Do you have a rubber band or yo-yo in our life? You know, that person who made a dramatic exit only to make a re-entry… bringing those old feelings you thought were dead back to the surface? Part of you cannot believe he/she is back in your life, whether it was someone you couldn’t get over or someone you THOUGHT you were over until they swatted at your hornet’s nest of emotions.
One of the biggest challenges of these “back again” relationships is not giving all of your power to the other person. It’s so easy to slip backwards into the familiar tango, especially when that eruption of old feelings appears beyond your control. Gaining control of yourself is NOT mental, however. It comes from emotional growth; from dealing with your old (even from childhood) pain that evolved into a belief system which, as an adult, can lead to someone else exerting “special powers” over you. This can even happen when you’re already engaged in another relationship—I’ve seen it happen many times.

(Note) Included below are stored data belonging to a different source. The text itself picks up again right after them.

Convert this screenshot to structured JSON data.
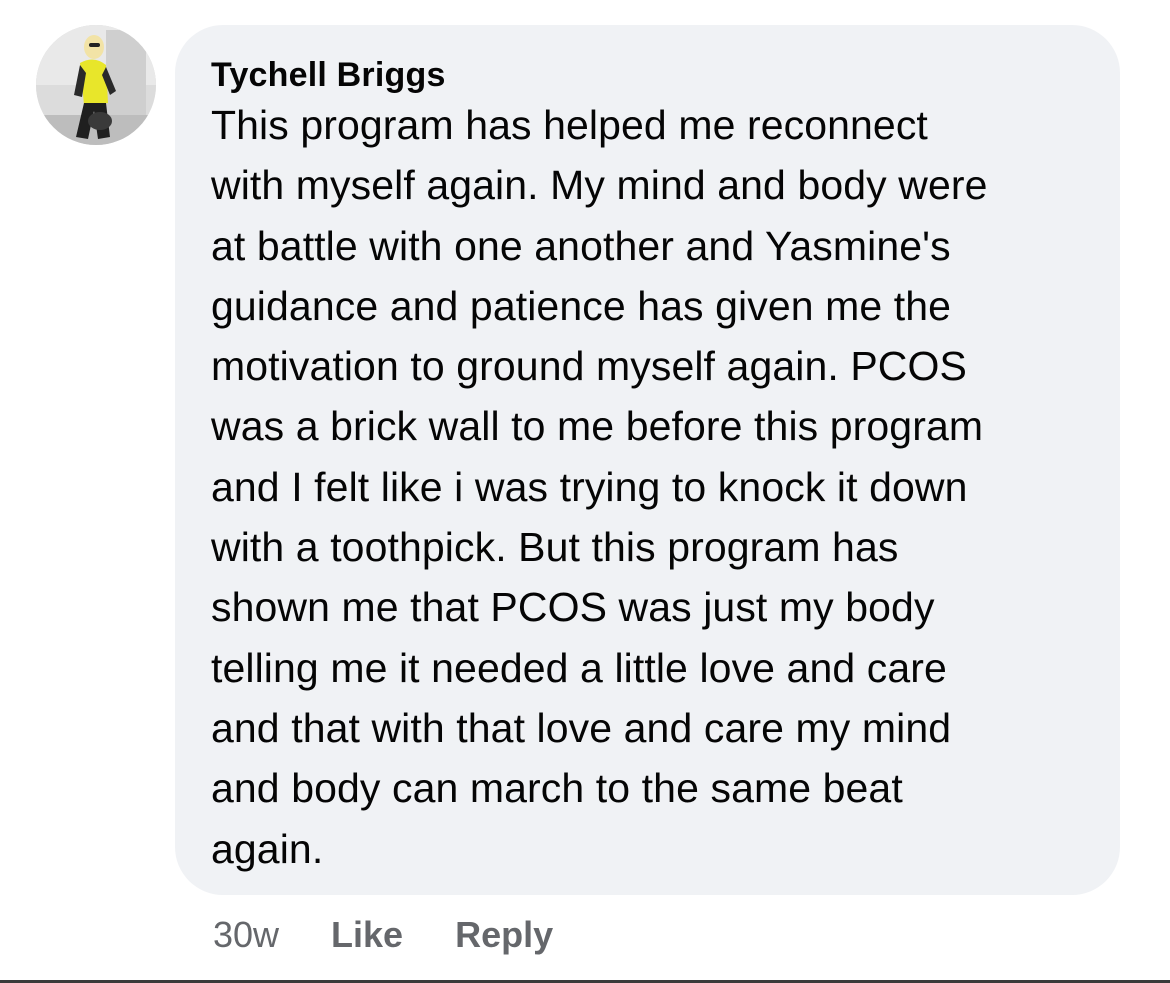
{
  "comment": {
    "author": "Tychell Briggs",
    "lines": [
      "This program has helped me reconnect",
      "with myself again. My mind and body were",
      "at battle with one another and Yasmine's",
      "guidance and patience has given me the",
      "motivation to ground myself again. PCOS",
      "was a brick wall to me before this program",
      "and I felt like i was trying to knock it down",
      "with a toothpick. But this program has",
      "shown me that PCOS was just my body",
      "telling me it needed a little love and care",
      "and that with that love and care my mind",
      "and body can march to the same beat",
      "again."
    ],
    "timestamp": "30w",
    "like_label": "Like",
    "reply_label": "Reply"
  },
  "colors": {
    "bubble_bg": "#f0f2f5",
    "text": "#050505",
    "meta_text": "#65676b"
  },
  "icons": {
    "avatar": "profile-photo"
  }
}
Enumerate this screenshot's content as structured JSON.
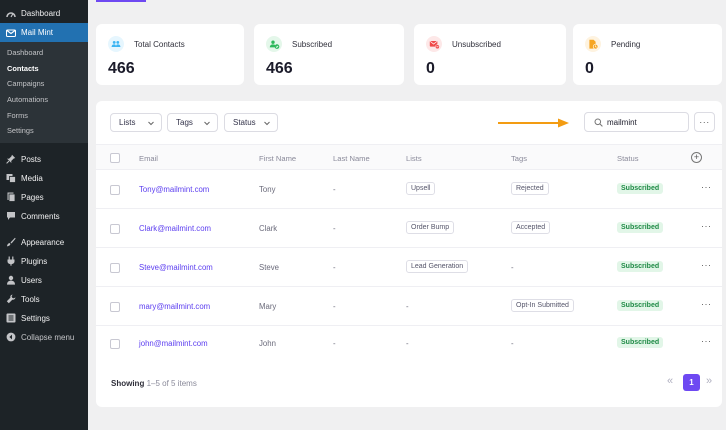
{
  "sidebar": {
    "items": [
      {
        "label": "Dashboard",
        "icon": "dashboard-icon"
      },
      {
        "label": "Mail Mint",
        "icon": "mail-mint-icon",
        "active": true
      },
      {
        "label": "Posts",
        "icon": "pin-icon"
      },
      {
        "label": "Media",
        "icon": "media-icon"
      },
      {
        "label": "Pages",
        "icon": "pages-icon"
      },
      {
        "label": "Comments",
        "icon": "comment-icon"
      },
      {
        "label": "Appearance",
        "icon": "brush-icon"
      },
      {
        "label": "Plugins",
        "icon": "plugin-icon"
      },
      {
        "label": "Users",
        "icon": "user-icon"
      },
      {
        "label": "Tools",
        "icon": "wrench-icon"
      },
      {
        "label": "Settings",
        "icon": "settings-icon"
      },
      {
        "label": "Collapse menu",
        "icon": "collapse-icon"
      }
    ],
    "submenu": [
      "Dashboard",
      "Contacts",
      "Campaigns",
      "Automations",
      "Forms",
      "Settings"
    ]
  },
  "stats": [
    {
      "label": "Total Contacts",
      "value": "466",
      "color": "#3bb4f2"
    },
    {
      "label": "Subscribed",
      "value": "466",
      "color": "#2eb85c"
    },
    {
      "label": "Unsubscribed",
      "value": "0",
      "color": "#ef4a4a"
    },
    {
      "label": "Pending",
      "value": "0",
      "color": "#f6a623"
    }
  ],
  "filters": {
    "lists": "Lists",
    "tags": "Tags",
    "status": "Status"
  },
  "search": {
    "value": "mailmint",
    "more": "···"
  },
  "columns": {
    "email": "Email",
    "first_name": "First Name",
    "last_name": "Last Name",
    "lists": "Lists",
    "tags": "Tags",
    "status": "Status"
  },
  "rows": [
    {
      "email": "Tony@mailmint.com",
      "first_name": "Tony",
      "last_name": "-",
      "list": "Upsell",
      "tag": "Rejected",
      "status": "Subscribed"
    },
    {
      "email": "Clark@mailmint.com",
      "first_name": "Clark",
      "last_name": "-",
      "list": "Order Bump",
      "tag": "Accepted",
      "status": "Subscribed"
    },
    {
      "email": "Steve@mailmint.com",
      "first_name": "Steve",
      "last_name": "-",
      "list": "Lead Generation",
      "tag": "-",
      "status": "Subscribed"
    },
    {
      "email": "mary@mailmint.com",
      "first_name": "Mary",
      "last_name": "-",
      "list": "-",
      "tag": "Opt-In Submitted",
      "status": "Subscribed"
    },
    {
      "email": "john@mailmint.com",
      "first_name": "John",
      "last_name": "-",
      "list": "-",
      "tag": "-",
      "status": "Subscribed"
    }
  ],
  "footer": {
    "showing_label": "Showing",
    "range": "1–5 of 5 items",
    "current_page": "1",
    "prev": "«",
    "next": "»"
  },
  "row_more": "···",
  "add_column": "+",
  "colors": {
    "accent": "#6e49f2",
    "arrow": "#f39c12",
    "sidebar_bg": "#1d2327",
    "active_menu": "#2271b1"
  }
}
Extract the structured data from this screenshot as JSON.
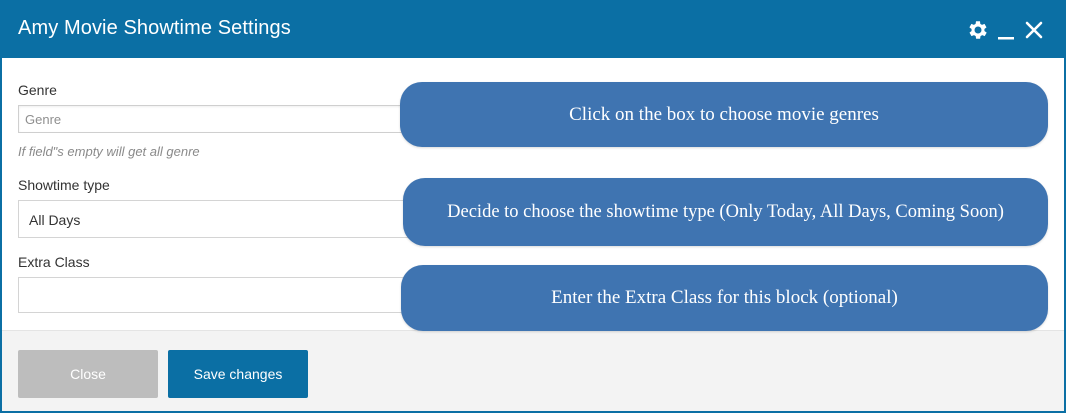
{
  "dialog": {
    "title": "Amy Movie Showtime Settings",
    "icons": [
      "gear-icon",
      "minimize-icon",
      "close-icon"
    ]
  },
  "form": {
    "genre": {
      "label": "Genre",
      "placeholder": "Genre",
      "hint": "If field\"s empty will get all genre"
    },
    "showtime_type": {
      "label": "Showtime type",
      "value": "All Days"
    },
    "extra_class": {
      "label": "Extra Class",
      "value": ""
    }
  },
  "footer": {
    "close_label": "Close",
    "save_label": "Save changes"
  },
  "callouts": [
    "Click on the box to choose movie genres",
    "Decide to choose the showtime type (Only Today, All Days, Coming Soon)",
    "Enter the Extra Class for this block (optional)"
  ],
  "colors": {
    "primary": "#0b6fa4",
    "callout": "#3f74b1",
    "close_button": "#bdbdbd",
    "footer_bg": "#f3f3f3"
  }
}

In order to let go and not get swallowed up, you must allow the feelings inside you to be what they are. Accept them. Surrender. Then it will be an act of creativity—feeling what you feel (not resisting) and refocusing on love rather than attachment. You have to go through the mental constructs that keep this relationship alive in the old way; then find yourself by getting vulnerable. Feel what you’re afraid to feel. Only then will you set yourself free. It can be the path toward allowing real love into your life… perhaps for the first time in your adult life.